Social Network Analysis Part 1
This is the first of three articles about Social Network Analysis and how we created, classified, justified and used the data available to us to generate analytics.
Our platform allows us to extract a large number of tweets attached to a dense cloud of information. In order to untangle it, we can use Network Analysis to understand the relationships between users. In this way we, can start to build a picture of the sorts of communities and the types of people who make up the space of the political Twittersphere in South Africa.
If we were to look at all the information we have, it may resemble a Jackson Pollock painting. By restricting the data we looked at, we were able to make sense of the data by focusing on who the most important users are; how to find those users and how to define an important user. The metrics we chose to look at are:
- Number of followers
- Number of distinct tweets made in a certain time period (frequency)
- Number of friends
- Number of retweets of a tweet attributed to a particular user
- Number of mentions and hashtags referring to a user
These metrics can be separated into two groups: the activity of a user and the influence of a user. A user’s influence is largely determined by the number of followers the user has as this indicates the number of people that will potentially see a tweet and/or retweet it. These users are seen as having the ability to control the flow of information, which we can think about it in terms of a cascade effect, for example if a celebrity tweets, the people directly following them will be more likely to retweet that tweet and their followers’ followers are likely to retweet that post etc. Say a celebrity does not retweet a particular tweet, how many people are likely being cut off from potentially seeing that tweet by direct and indirect (followers of followers) means? In our analysis, we will not look at the indirect “cascade effects” and will focus on the most direct users.

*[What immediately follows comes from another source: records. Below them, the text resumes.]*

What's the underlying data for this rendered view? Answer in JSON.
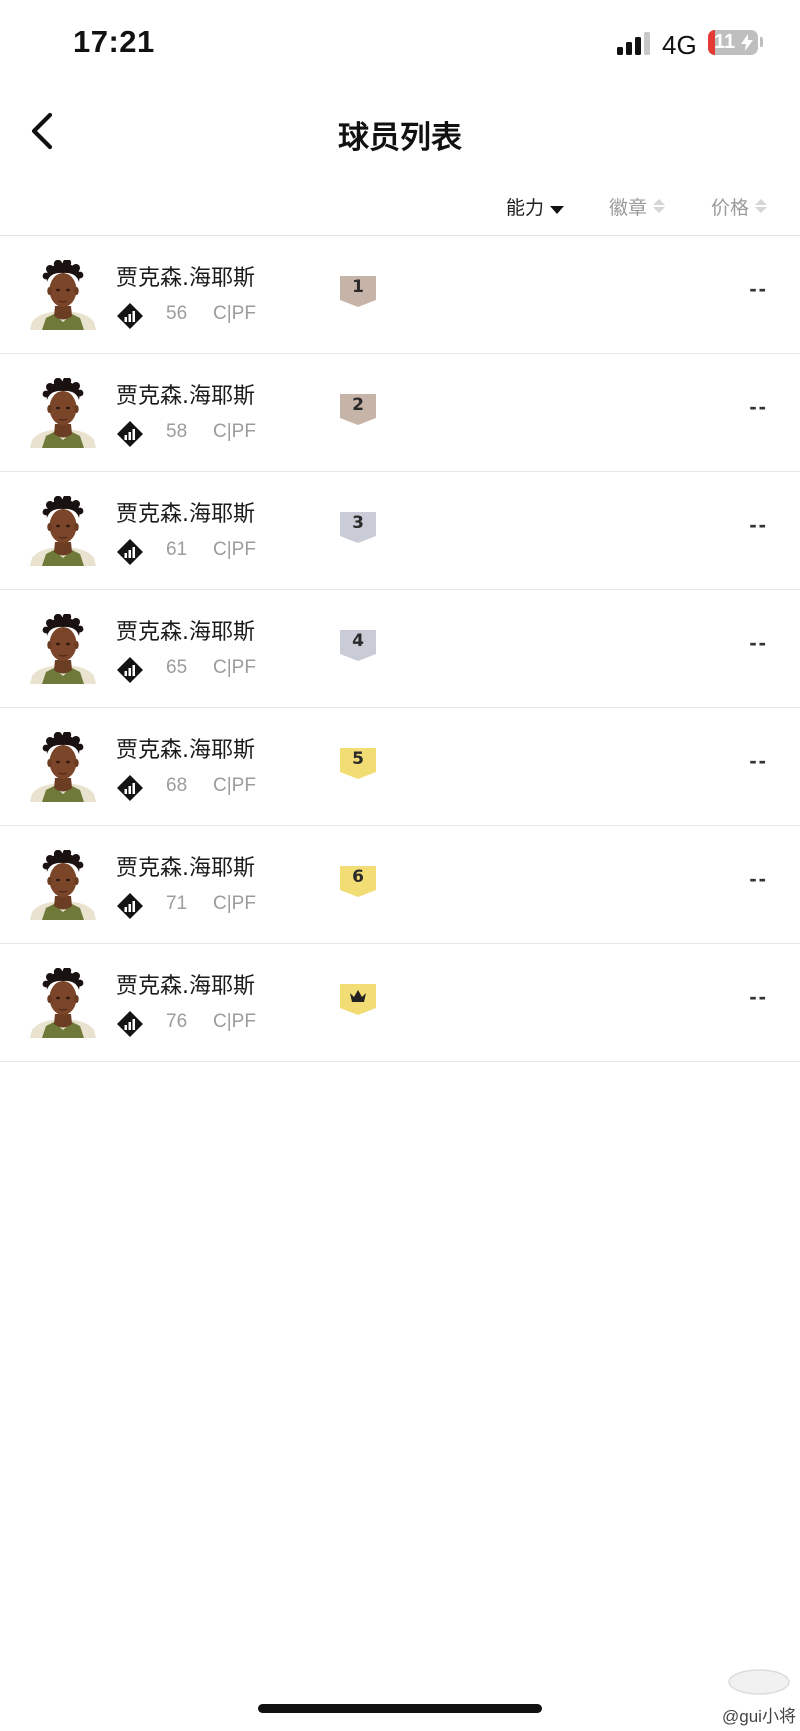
{
  "status_bar": {
    "time": "17:21",
    "network": "4G",
    "battery": "11"
  },
  "header": {
    "title": "球员列表",
    "back_icon": "chevron-left-icon"
  },
  "sort_bar": {
    "ability": "能力",
    "badge": "徽章",
    "price": "价格",
    "active": "能力",
    "active_direction": "descending"
  },
  "colors": {
    "tier_bronze": "#c7b4a8",
    "tier_silver": "#c9ccd6",
    "tier_gold": "#f2dc74",
    "divider": "#e6e6e6",
    "muted_text": "#9c9c9c"
  },
  "players": [
    {
      "name": "贾克森.海耶斯",
      "ovr": "56",
      "position": "C|PF",
      "tier": "1",
      "tier_color": "bronze",
      "price": "--"
    },
    {
      "name": "贾克森.海耶斯",
      "ovr": "58",
      "position": "C|PF",
      "tier": "2",
      "tier_color": "bronze",
      "price": "--"
    },
    {
      "name": "贾克森.海耶斯",
      "ovr": "61",
      "position": "C|PF",
      "tier": "3",
      "tier_color": "silver",
      "price": "--"
    },
    {
      "name": "贾克森.海耶斯",
      "ovr": "65",
      "position": "C|PF",
      "tier": "4",
      "tier_color": "silver",
      "price": "--"
    },
    {
      "name": "贾克森.海耶斯",
      "ovr": "68",
      "position": "C|PF",
      "tier": "5",
      "tier_color": "gold",
      "price": "--"
    },
    {
      "name": "贾克森.海耶斯",
      "ovr": "71",
      "position": "C|PF",
      "tier": "6",
      "tier_color": "gold",
      "price": "--"
    },
    {
      "name": "贾克森.海耶斯",
      "ovr": "76",
      "position": "C|PF",
      "tier": "",
      "tier_icon": "crown-icon",
      "tier_color": "gold",
      "price": "--"
    }
  ],
  "watermark": "@gui小将"
}
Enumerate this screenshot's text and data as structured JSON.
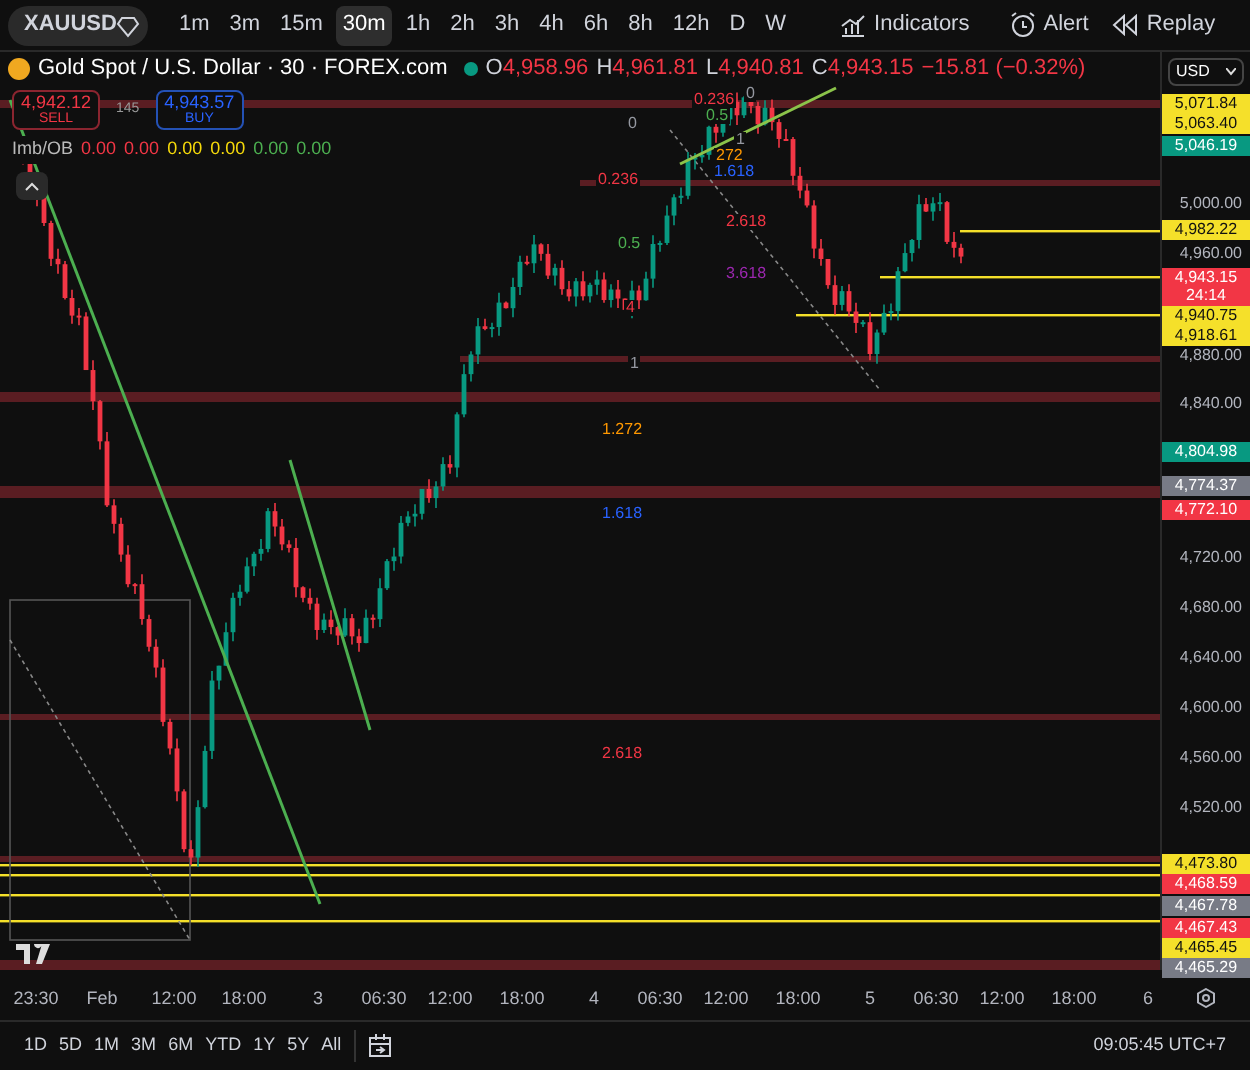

A factor that is likely to amplify the number of followers is the frequency of postings. The more frequently a user posts, the more likely people are to see the tweet and potentially retweet it. If this effect occurs for an influential user, this would create a compounding effect for number of followers. However, it does not directly affect the influence of a user.
In constructing our network, we care about the most influential users. We also care about what the general communities look like and what the average user looks like. While constructing our network, we focused on key influential users, general communities and an average user’s characteristics. In order to give us a better understanding of this, we look at the most active users, (users who have the highest post frequency and the most number of mentions and related hashtags). This will show us the potential communities occurring and also distinctly highlight more influential users and users with a higher importance by mentioning them in their twitter conversations. This set of restricted users forms the set of nodes of our network. In order to identify relationships between these users we can look at a number of key attributes; who follows who or is friends with who (this builds a network hierarchy).
Focusing on content and conversation between specific users allowed us to generate a usable network diagram. Our network is generated by noting every time a user mentions another user in their text, has hashtags with their screen-names or mentions another user, creating a directed graph with 150 nodes and 613 edges. The short time span, from 22 June to 29 June, may result in missing connections and nodes that may have been observed over a longer time period, for example, Julius Malema does not seem to be picked up too many times and the dominant entities are linked to the DA. This allows for additional analyses to be performed after the elections to get a fuller picture as well as identify any changes to this network. The graphs below provide an idea about our users.
The graph above shows the maximum number of the relevant Twitter users’ follower and friend counts from the 22 June (until 26 July 2016) sorted in descending order. This information may differ from that reflected one month ago but still provides a clear enough picture of number of followers and friends unless there was some very dramatic spike in one of the user’s counts.
The graph above shows Twitter users friend and follower counts contrasted with the number of distinct tweets that were made by the users in the time period. Most of these users make up our most active users.
Looking at the above two graphs it is interesting to note the different types of users that are prevalent. There are journalists, news agencies, political parties, party representatives and affiliates and activists. There are a few users who are ordinary citizens with lots of relevant posts but these tend to be insignificant.